In any case, I think being able to set an embedding model to a smaller model for responsiveness could be a useful thing.
250ms vs 100ms per chunk is substantial.
Got it, thanks for clarifying. I'm wondering if this approach in combination with some retrieval/search optimization could make a difference. I haven't looked into it too deeply yet though.
retrieval/search optimization
I don't have any real experience with RAG yet, so I've "got nothing" I assume you meant something more like keyword search to more quickly find the relevant chunks?
I wonder if you could develop some kind of special query syntax for that, shall we say, mode?
Which makes me further wonder if you'd ever use a combination of "classical" search techniques along with vector similarity?
One or the other, or both, and how that would inform said syntax.
The tricky thing about this, compared to "normal" RAG, is the desire (requirement?) for quick responses. Typically all the embedding is done well before, right? Other than shared embeddings (non-trivial technical/political challenge) or keyword/stem-word search, I'm not sure what you can do.
nomic flies!
I just gave nomic
a quick test. Lightning fast! I'm tempted to just hardcode it (and fall back to the main model if it's not available). I'm hesitant to expose a separate configuration for the embedding model because of option fatigue. What do you think?
Which makes me further wonder if you'd ever use a combination of "classical" search techniques along with vector similarity?
Separately, I'm working on adding a "classical" keyword search (and hybrid search) to the RAG workflow. Check this out: https://github.com/andrewnguonly/Lumos/pull/101.
There will be a few other small improvements to the RAG implementation as well.
option fatigue.
You could just go with process.env to start with if that's a concern. Would allow folks to customize without needing to manage branches
Ollama only has 2 embedding models atm, but later?

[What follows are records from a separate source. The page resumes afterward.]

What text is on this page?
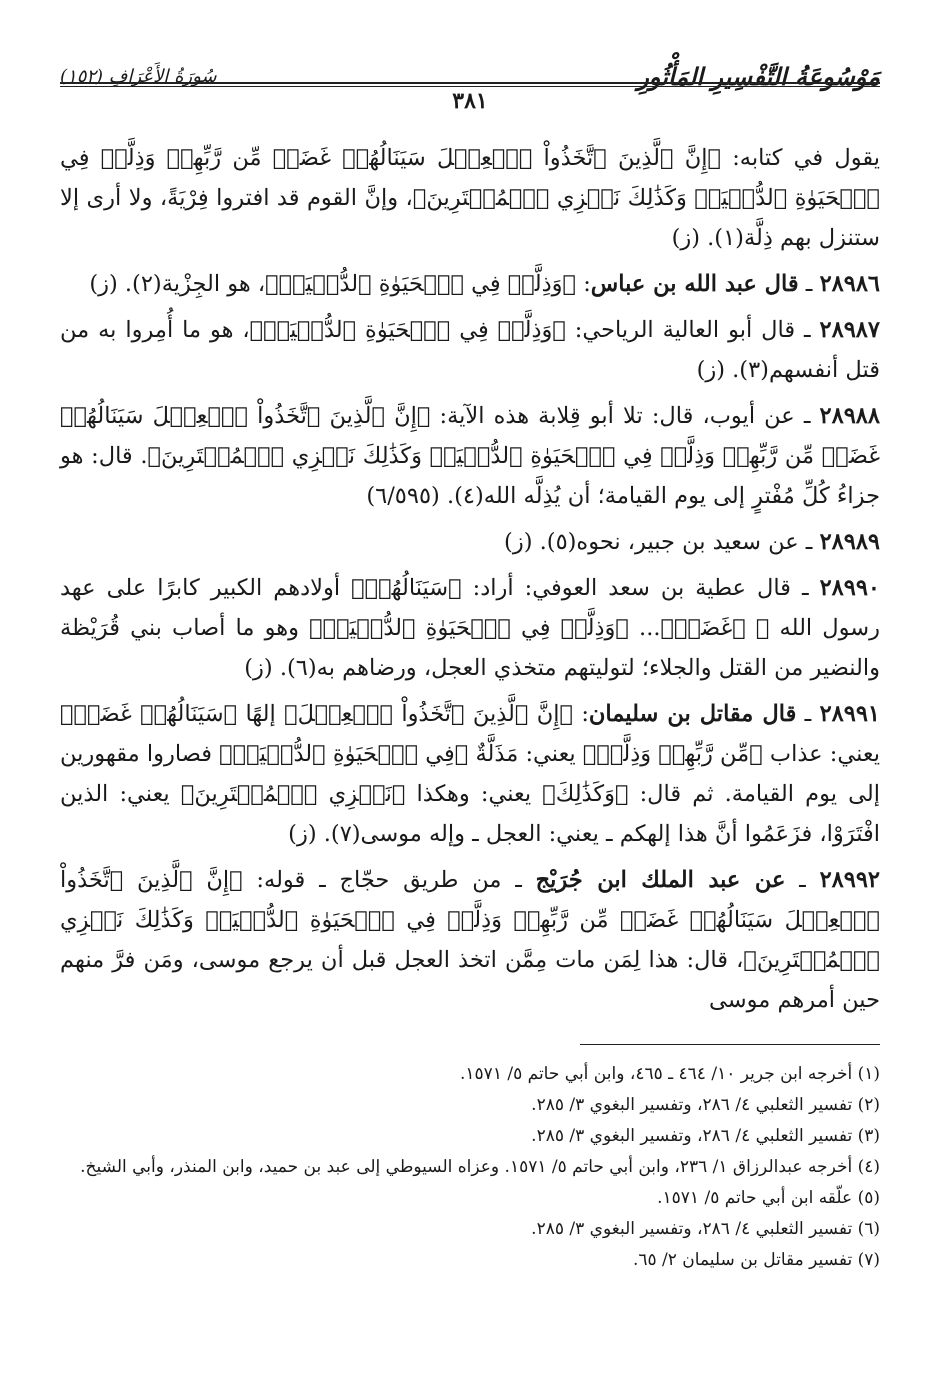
مَوْسُوعَةُ التَّفْسِيرِ المَأْثُورِ
سُورَةُ الأَعْرَافِ (١٥٢)
٣٨١

يقول في كتابه: ﴿إِنَّ ٱلَّذِينَ ٱتَّخَذُواْ ٱلۡعِجۡلَ سَيَنَالُهُمۡ غَضَبٞ مِّن رَّبِّهِمۡ وَذِلَّةٞ فِي ٱلۡحَيَوٰةِ ٱلدُّنۡيَاۚ وَكَذَٰلِكَ نَجۡزِي ٱلۡمُفۡتَرِينَ﴾، وإنَّ القوم قد افتروا فِرْيَةً، ولا أرى إلا ستنزل بهم ذِلَّة(١). (ز)

٢٨٩٨٦ ـ قال عبد الله بن عباس: ﴿وَذِلَّةٞ فِي ٱلۡحَيَوٰةِ ٱلدُّنۡيَاۚ﴾، هو الجِزْية(٢). (ز)

٢٨٩٨٧ ـ قال أبو العالية الرياحي: ﴿وَذِلَّةٞ فِي ٱلۡحَيَوٰةِ ٱلدُّنۡيَاۚ﴾، هو ما أُمِروا به من قتل أنفسهم(٣). (ز)

٢٨٩٨٨ ـ عن أيوب، قال: تلا أبو قِلابة هذه الآية: ﴿إِنَّ ٱلَّذِينَ ٱتَّخَذُواْ ٱلۡعِجۡلَ سَيَنَالُهُمۡ غَضَبٞ مِّن رَّبِّهِمۡ وَذِلَّةٞ فِي ٱلۡحَيَوٰةِ ٱلدُّنۡيَاۚ وَكَذَٰلِكَ نَجۡزِي ٱلۡمُفۡتَرِينَ﴾. قال: هو جزاءُ كُلِّ مُفْترٍ إلى يوم القيامة؛ أن يُذِلَّه الله(٤). (٦/٥٩٥)

٢٨٩٨٩ ـ عن سعيد بن جبير، نحوه(٥). (ز)

٢٨٩٩٠ ـ قال عطية بن سعد العوفي: أراد: ﴿سَيَنَالُهُمۡ﴾ أولادهم الكبير كابرًا على عهد رسول الله ﷺ ﴿غَضَبٞ﴾... ﴿وَذِلَّةٞ فِي ٱلۡحَيَوٰةِ ٱلدُّنۡيَاۚ﴾ وهو ما أصاب بني قُرَيْظة والنضير من القتل والجلاء؛ لتوليتهم متخذي العجل، ورضاهم به(٦). (ز)

٢٨٩٩١ ـ قال مقاتل بن سليمان: ﴿إِنَّ ٱلَّذِينَ ٱتَّخَذُواْ ٱلۡعِجۡلَ﴾ إلهًا ﴿سَيَنَالُهُمۡ غَضَبٞ﴾ يعني: عذاب ﴿مِّن رَّبِّهِمۡ وَذِلَّةٞ﴾ يعني: مَذَلَّةٌ ﴿فِي ٱلۡحَيَوٰةِ ٱلدُّنۡيَاۚ﴾ فصاروا مقهورين إلى يوم القيامة. ثم قال: ﴿وَكَذَٰلِكَ﴾ يعني: وهكذا ﴿نَجۡزِي ٱلۡمُفۡتَرِينَ﴾ يعني: الذين افْتَرَوْا، فزَعَمُوا أنَّ هذا إلهكم ـ يعني: العجل ـ وإله موسى(٧). (ز)

٢٨٩٩٢ ـ عن عبد الملك ابن جُرَيْج ـ من طريق حجّاج ـ قوله: ﴿إِنَّ ٱلَّذِينَ ٱتَّخَذُواْ ٱلۡعِجۡلَ سَيَنَالُهُمۡ غَضَبٞ مِّن رَّبِّهِمۡ وَذِلَّةٞ فِي ٱلۡحَيَوٰةِ ٱلدُّنۡيَاۚ وَكَذَٰلِكَ نَجۡزِي ٱلۡمُفۡتَرِينَ﴾، قال: هذا لِمَن مات مِمَّن اتخذ العجل قبل أن يرجع موسى، ومَن فرَّ منهم حين أمرهم موسى

(١) أخرجه ابن جرير ١٠/ ٤٦٤ ـ ٤٦٥، وابن أبي حاتم ٥/ ١٥٧١.

(٢) تفسير الثعلبي ٤/ ٢٨٦، وتفسير البغوي ٣/ ٢٨٥.

(٣) تفسير الثعلبي ٤/ ٢٨٦، وتفسير البغوي ٣/ ٢٨٥.

(٤) أخرجه عبدالرزاق ١/ ٢٣٦، وابن أبي حاتم ٥/ ١٥٧١. وعزاه السيوطي إلى عبد بن حميد، وابن المنذر، وأبي الشيخ.

(٥) علّقه ابن أبي حاتم ٥/ ١٥٧١.

(٦) تفسير الثعلبي ٤/ ٢٨٦، وتفسير البغوي ٣/ ٢٨٥.

(٧) تفسير مقاتل بن سليمان ٢/ ٦٥.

Here's an open PR with the functionality to switch the embedding model: https://github.com/andrewnguonly/Lumos/pull/105
After testing, I'm finding that it's actually quite slow to switch between models. Ollama only stores 1 model in memory, so every prompt requires unloading the previous model and reloading the embedding model, and then the opposite immediately. There's an open issue in the Ollama repo (https://github.com/ollama/ollama/issues/976) addressing this (and a few closed ones with workarounds). I'm not sure where this is on the priority list for them.

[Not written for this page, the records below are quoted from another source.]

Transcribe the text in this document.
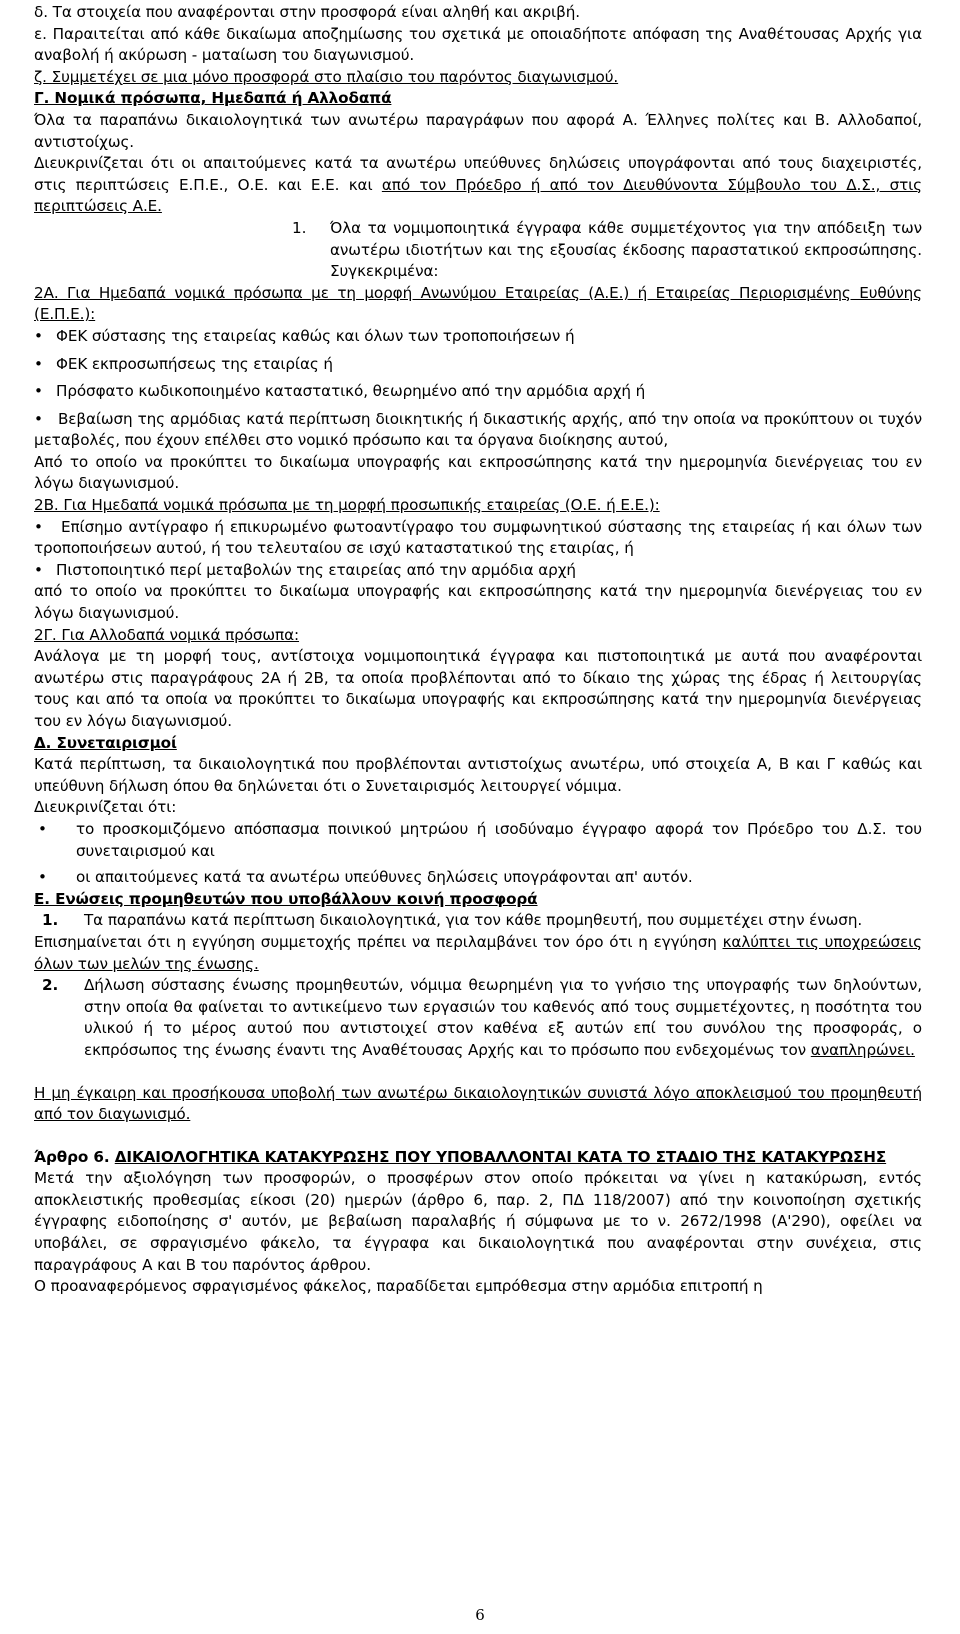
δ. Τα στοιχεία που αναφέρονται στην προσφορά είναι αληθή και ακριβή.

ε. Παραιτείται από κάθε δικαίωμα αποζημίωσης του σχετικά με οποιαδήποτε απόφαση της Αναθέτουσας Αρχής για αναβολή ή ακύρωση - ματαίωση του διαγωνισμού.

ζ. Συμμετέχει σε μια μόνο προσφορά στο πλαίσιο του παρόντος διαγωνισμού.

Γ. Νομικά πρόσωπα, Ημεδαπά ή Αλλοδαπά

Όλα τα παραπάνω δικαιολογητικά των ανωτέρω παραγράφων που αφορά Α. Έλληνες πολίτες και Β. Αλλοδαποί, αντιστοίχως.

Διευκρινίζεται ότι οι απαιτούμενες κατά τα ανωτέρω υπεύθυνες δηλώσεις υπογράφονται από τους διαχειριστές, στις περιπτώσεις Ε.Π.Ε., Ο.Ε. και Ε.Ε. και από τον Πρόεδρο ή από τον Διευθύνοντα Σύμβουλο του Δ.Σ., στις περιπτώσεις Α.Ε.

1.	Όλα τα νομιμοποιητικά έγγραφα κάθε συμμετέχοντος για την απόδειξη των ανωτέρω ιδιοτήτων και της εξουσίας έκδοσης παραστατικού εκπροσώπησης. Συγκεκριμένα:

2Α. Για Ημεδαπά νομικά πρόσωπα με τη μορφή Ανωνύμου Εταιρείας (Α.Ε.) ή Εταιρείας Περιορισμένης Ευθύνης (Ε.Π.Ε.):

• ΦΕΚ σύστασης της εταιρείας καθώς και όλων των τροποποιήσεων ή
• ΦΕΚ εκπροσωπήσεως της εταιρίας ή
• Πρόσφατο κωδικοποιημένο καταστατικό, θεωρημένο από την αρμόδια αρχή ή

• Βεβαίωση της αρμόδιας κατά περίπτωση διοικητικής ή δικαστικής αρχής, από την οποία να προκύπτουν οι τυχόν μεταβολές, που έχουν επέλθει στο νομικό πρόσωπο και τα όργανα διοίκησης αυτού,

Από το οποίο να προκύπτει το δικαίωμα υπογραφής και εκπροσώπησης κατά την ημερομηνία διενέργειας του εν λόγω διαγωνισμού.

2Β. Για Ημεδαπά νομικά πρόσωπα με τη μορφή προσωπικής εταιρείας (Ο.Ε. ή Ε.Ε.):

• Επίσημο αντίγραφο ή επικυρωμένο φωτοαντίγραφο του συμφωνητικού σύστασης της εταιρείας ή και όλων των τροποποιήσεων αυτού, ή του τελευταίου σε ισχύ καταστατικού της εταιρίας, ή

• Πιστοποιητικό περί μεταβολών της εταιρείας από την αρμόδια αρχή

από το οποίο να προκύπτει το δικαίωμα υπογραφής και εκπροσώπησης κατά την ημερομηνία διενέργειας του εν λόγω διαγωνισμού.

2Γ. Για Αλλοδαπά νομικά πρόσωπα:

Ανάλογα με τη μορφή τους, αντίστοιχα νομιμοποιητικά έγγραφα και πιστοποιητικά με αυτά που αναφέρονται ανωτέρω στις παραγράφους 2Α ή 2Β, τα οποία προβλέπονται από το δίκαιο της χώρας της έδρας ή λειτουργίας τους και από τα οποία να προκύπτει το δικαίωμα υπογραφής και εκπροσώπησης κατά την ημερομηνία διενέργειας του εν λόγω διαγωνισμού.

Δ. Συνεταιρισμοί

Κατά περίπτωση, τα δικαιολογητικά που προβλέπονται αντιστοίχως ανωτέρω, υπό στοιχεία Α, Β και Γ καθώς και υπεύθυνη δήλωση όπου θα δηλώνεται ότι ο Συνεταιρισμός λειτουργεί νόμιμα.

Διευκρινίζεται ότι:

•	το προσκομιζόμενο απόσπασμα ποινικού μητρώου ή ισοδύναμο έγγραφο αφορά τον Πρόεδρο του Δ.Σ. του συνεταιρισμού και
•	οι απαιτούμενες κατά τα ανωτέρω υπεύθυνες δηλώσεις υπογράφονται απ' αυτόν.

Ε. Ενώσεις προμηθευτών που υποβάλλουν κοινή προσφορά

1.	Τα παραπάνω κατά περίπτωση δικαιολογητικά, για τον κάθε προμηθευτή, που συμμετέχει στην ένωση.

Επισημαίνεται ότι η εγγύηση συμμετοχής πρέπει να περιλαμβάνει τον όρο ότι η εγγύηση καλύπτει τις υποχρεώσεις όλων των μελών της ένωσης.

2.	Δήλωση σύστασης ένωσης προμηθευτών, νόμιμα θεωρημένη για το γνήσιο της υπογραφής των δηλούντων, στην οποία θα φαίνεται το αντικείμενο των εργασιών του καθενός από τους συμμετέχοντες, η ποσότητα του υλικού ή το μέρος αυτού που αντιστοιχεί στον καθένα εξ αυτών επί του συνόλου της προσφοράς, ο εκπρόσωπος της ένωσης έναντι της Αναθέτουσας Αρχής και το πρόσωπο που ενδεχομένως τον αναπληρώνει.

Η μη έγκαιρη και προσήκουσα υποβολή των ανωτέρω δικαιολογητικών συνιστά λόγο αποκλεισμού του προμηθευτή από τον διαγωνισμό.

Άρθρο 6. ΔΙΚΑΙΟΛΟΓΗΤΙΚΑ ΚΑΤΑΚΥΡΩΣΗΣ ΠΟΥ ΥΠΟΒΑΛΛΟΝΤΑΙ ΚΑΤΑ ΤΟ ΣΤΑΔΙΟ ΤΗΣ ΚΑΤΑΚΥΡΩΣΗΣ

Μετά την αξιολόγηση των προσφορών, ο προσφέρων στον οποίο πρόκειται να γίνει η κατακύρωση, εντός αποκλειστικής προθεσμίας είκοσι (20) ημερών (άρθρο 6, παρ. 2, ΠΔ 118/2007) από την κοινοποίηση σχετικής έγγραφης ειδοποίησης σ' αυτόν, με βεβαίωση παραλαβής ή σύμφωνα με το ν. 2672/1998 (Α'290), οφείλει να υποβάλει, σε σφραγισμένο φάκελο, τα έγγραφα και δικαιολογητικά που αναφέρονται στην συνέχεια, στις παραγράφους Α και Β του παρόντος άρθρου.

Ο προαναφερόμενος σφραγισμένος φάκελος, παραδίδεται εμπρόθεσμα στην αρμόδια επιτροπή η

6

I'm not sure if I'll merge the PR. Net-net, it doesn't seem like a significantly better improvement for the user experience (yet).
Disjoint musings:
You could leave it in there, just disabled/hidden I suppose if you want to save the work More generally: I am a fan of feature flags as branches bit rot
Given this is a developer tool, and people need to build it anyway, process.env.LUMOS_EMBEDDING_MODEL ought to suffice for people who just want to try out different embedding models.

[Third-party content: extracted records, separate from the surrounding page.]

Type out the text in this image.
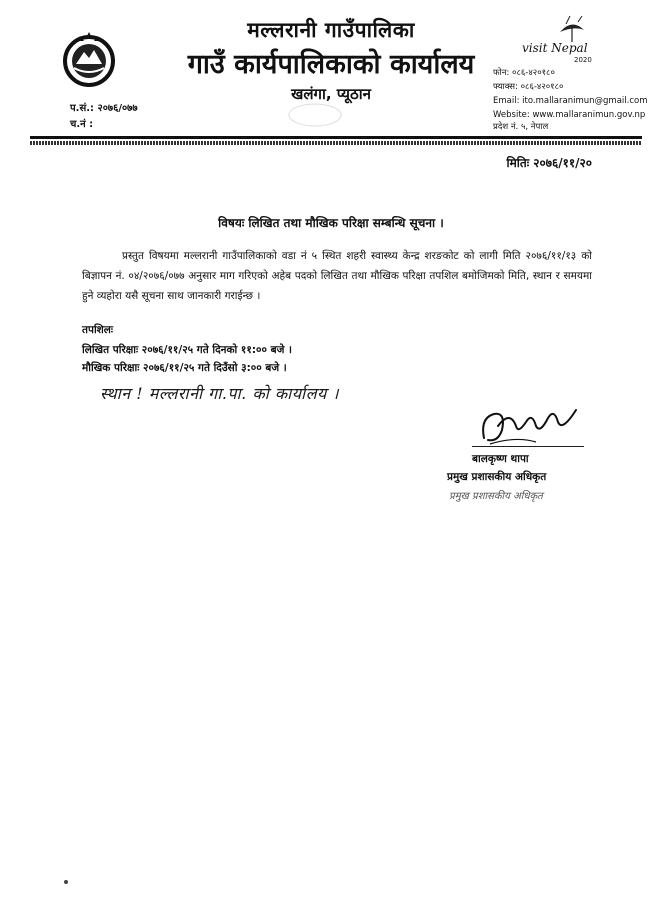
मल्लरानी गाउँपालिका
गाउँ कार्यपालिकाको कार्यालय
खलंगा, प्यूठान
प.सं.: २०७६/०७७
च.नं :
visit Nepal
2020
फोन: ०८६-४२०१८०
फ्याक्स: ०८६-४२०१८०
Email: ito.mallaranimun@gmail.com
Website: www.mallaranimun.gov.np
प्रदेश नं. ५, नेपाल
मितिः २०७६/११/२०
विषयः लिखित तथा मौखिक परिक्षा सम्बन्धि सूचना ।

प्रस्तुत विषयमा मल्लरानी गाउँपालिकाको वडा नं ५ स्थित शहरी स्वास्थ्य केन्द्र शरङकोट को लागी मिति २०७६/११/१३ को बिज्ञापन नं. ०४/२०७६/०७७ अनुसार माग गरिएको अहेब पदको लिखित तथा मौखिक परिक्षा तपशिल बमोजिमको मिति, स्थान र समयमा हुने व्यहोरा यसै सूचना साथ जानकारी गराईन्छ ।

तपशिलः
लिखित परिक्षाः २०७६/११/२५ गते दिनको ११:०० बजे ।
मौखिक परिक्षाः २०७६/११/२५ गते दिउँसो ३:०० बजे ।
स्थान ! मल्लरानी गा.पा. को कार्यालय ।
बालकृष्ण थापा
प्रमुख प्रशासकीय अधिकृत
प्रमुख प्रशासकीय अधिकृत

You could also somehow call out to users to weigh in at the relevant Ollama issue
This is potentially relevant: https://github.com/ollama/ollama/pull/2848
Ollama v1.28.0 has a bug fix to stop Ollama from hanging when switching models. I'll test this out with my open PR.
Using tinyllama
Maybe you can "get away with" using a smaller model for quick embeddings to make things a bit more responsive ??